Trump has been the beneficiary of many bankruptcies and debt write-offs as a private citizen, but it's unlikely he understood what he was saying. The bond markets did, however--and crashed. Bondholders were said to be "suicidal" at the prospect of a unilateral cancellation of the debt they hold.

Mick Mulvaney, the White House budget director, was sent out the following morning to reassure the markets that when Trump said "We're going to have to wipe that out. You're going to say goodbye to that," he meant exactly the opposite. "I wouldn't take him word for word," said Mulvaney, using the traditional formula employed by Trump surrogates who must completely contradict him.

He picked good location scouts. Trump's brief trip to Puerto Rico showed him an island that was inconvenienced but cheerful, with problems that could be solved by cheerfully tossed paper towels.
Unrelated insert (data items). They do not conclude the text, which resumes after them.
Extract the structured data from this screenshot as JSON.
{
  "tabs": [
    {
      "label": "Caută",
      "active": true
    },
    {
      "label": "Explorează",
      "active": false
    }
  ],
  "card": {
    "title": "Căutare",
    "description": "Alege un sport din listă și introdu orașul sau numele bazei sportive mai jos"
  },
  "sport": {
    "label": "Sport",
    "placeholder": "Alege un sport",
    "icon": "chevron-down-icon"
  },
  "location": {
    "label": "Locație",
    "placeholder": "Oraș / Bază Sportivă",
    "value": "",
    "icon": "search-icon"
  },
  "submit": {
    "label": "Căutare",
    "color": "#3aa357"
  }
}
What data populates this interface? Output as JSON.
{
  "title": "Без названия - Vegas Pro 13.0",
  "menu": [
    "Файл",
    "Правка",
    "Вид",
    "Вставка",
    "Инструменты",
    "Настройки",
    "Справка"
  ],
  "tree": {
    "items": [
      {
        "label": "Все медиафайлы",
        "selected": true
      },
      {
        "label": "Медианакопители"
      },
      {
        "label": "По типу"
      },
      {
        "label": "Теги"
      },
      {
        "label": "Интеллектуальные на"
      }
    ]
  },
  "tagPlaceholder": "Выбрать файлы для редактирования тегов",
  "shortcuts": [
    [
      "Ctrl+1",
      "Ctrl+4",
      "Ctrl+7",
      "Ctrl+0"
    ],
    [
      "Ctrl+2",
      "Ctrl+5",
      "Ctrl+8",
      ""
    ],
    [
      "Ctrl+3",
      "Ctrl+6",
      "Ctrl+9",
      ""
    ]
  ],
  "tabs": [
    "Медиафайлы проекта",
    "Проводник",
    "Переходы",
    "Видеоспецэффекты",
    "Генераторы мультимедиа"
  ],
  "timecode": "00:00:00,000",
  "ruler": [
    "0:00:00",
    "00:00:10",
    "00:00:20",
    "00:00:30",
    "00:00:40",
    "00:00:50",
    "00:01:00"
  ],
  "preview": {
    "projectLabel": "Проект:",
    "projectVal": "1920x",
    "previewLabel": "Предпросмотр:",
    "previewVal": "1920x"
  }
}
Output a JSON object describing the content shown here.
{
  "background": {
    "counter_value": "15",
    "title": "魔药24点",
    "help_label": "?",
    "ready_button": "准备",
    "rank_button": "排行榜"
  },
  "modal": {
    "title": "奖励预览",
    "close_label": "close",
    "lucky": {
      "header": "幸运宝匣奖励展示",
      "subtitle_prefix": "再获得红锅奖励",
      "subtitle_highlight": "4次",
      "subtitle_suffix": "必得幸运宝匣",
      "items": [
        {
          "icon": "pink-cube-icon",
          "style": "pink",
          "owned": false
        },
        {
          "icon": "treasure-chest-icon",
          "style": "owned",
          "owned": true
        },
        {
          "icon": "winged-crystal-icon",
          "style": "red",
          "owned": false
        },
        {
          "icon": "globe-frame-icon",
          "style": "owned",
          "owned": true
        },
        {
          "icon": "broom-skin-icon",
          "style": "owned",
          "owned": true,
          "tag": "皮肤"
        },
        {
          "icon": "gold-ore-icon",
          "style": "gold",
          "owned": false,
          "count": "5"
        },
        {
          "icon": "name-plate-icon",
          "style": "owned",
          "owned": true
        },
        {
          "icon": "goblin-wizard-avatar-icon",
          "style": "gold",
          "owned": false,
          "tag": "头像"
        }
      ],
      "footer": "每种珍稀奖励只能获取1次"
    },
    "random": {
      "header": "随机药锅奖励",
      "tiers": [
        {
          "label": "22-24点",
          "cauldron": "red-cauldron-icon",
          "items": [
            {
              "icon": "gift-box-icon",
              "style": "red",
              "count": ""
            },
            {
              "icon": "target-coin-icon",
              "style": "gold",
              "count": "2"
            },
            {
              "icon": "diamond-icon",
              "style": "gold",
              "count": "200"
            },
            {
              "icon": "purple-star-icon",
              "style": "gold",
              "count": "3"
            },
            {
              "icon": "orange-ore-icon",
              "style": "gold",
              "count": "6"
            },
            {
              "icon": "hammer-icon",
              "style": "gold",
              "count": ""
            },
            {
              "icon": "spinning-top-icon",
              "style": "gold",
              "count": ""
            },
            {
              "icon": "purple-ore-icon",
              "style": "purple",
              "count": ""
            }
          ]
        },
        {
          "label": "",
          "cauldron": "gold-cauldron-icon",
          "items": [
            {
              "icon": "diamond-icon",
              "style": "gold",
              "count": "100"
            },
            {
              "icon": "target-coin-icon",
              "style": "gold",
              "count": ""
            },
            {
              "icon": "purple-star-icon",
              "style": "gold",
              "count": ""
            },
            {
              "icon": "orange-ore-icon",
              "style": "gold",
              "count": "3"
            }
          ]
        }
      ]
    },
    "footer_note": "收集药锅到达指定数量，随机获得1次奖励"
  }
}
The recipients of those towels were screened supporters, who had found the resources in the wake of Maria to make high quality signs proclaiming their support for Trump. His antics on the trip didn't do much to help him, but the optics were generally good--especially since he was talked out of throwing canned goods at his supporters.

The optics were good because Trump did not leave the richest, least affected portion of the island.

He trained his understudy. Not all of Trump's entertainer-in-chief work was done in Puerto Rico. Mike Pence, who had made a special trip (at taxpayer expense) from Nevada to Indiana to attend a Colts game, immediately walked out of the game when he beheld about two dozen athletes kneeling during the national anthem. The players involved, teammates of former SF quarterback Colin Kaepernick, have knelt in recent games.

Pence's gesture of counterprotest was universally understood to have been pre-staged. For one thing, the media had been alerted in advance that he'd be leaving early; for another, Pence made a point of tweeting his arrival at the game--complete with a folksier-looking photo from a different game years ago. Nevertheless, Pence gamely maintained the stance that he had merely been overcome with emotion at the sight of athletes expressing political opinions.

But Trump is a harsh acting critic, so it was not particularly surprising when he jumped into the spotlight to claim credit for the whole thing, tweeting that he had explicitly instructed Pence to do as he did.

Pence's two extra flights on Air Force Two likely cost taxpayers several hundred thousand dollars, not counting the cost to the federal and local governments for his security during the "performance."

Why are these bad things?

  • Hurricane victims don't care about remarks made at golf tournaments.
  • The political spin about hurricane relief is not more important than actually doing hurricane relief.
  • Making bad news harder to find does not make it go away.
  • It's bad if the President of the United States trashes a municipal bond market, even--especially--if he doesn't mean to.
  • Someone who can "hear only thank-yous," even as he is furious because he is hearing criticism, may still be telling the truth as he understands it--and that is not a sign of good mental health.
  • We already knew how Donald Trump felt about NFL players kneeling to protest social injustice.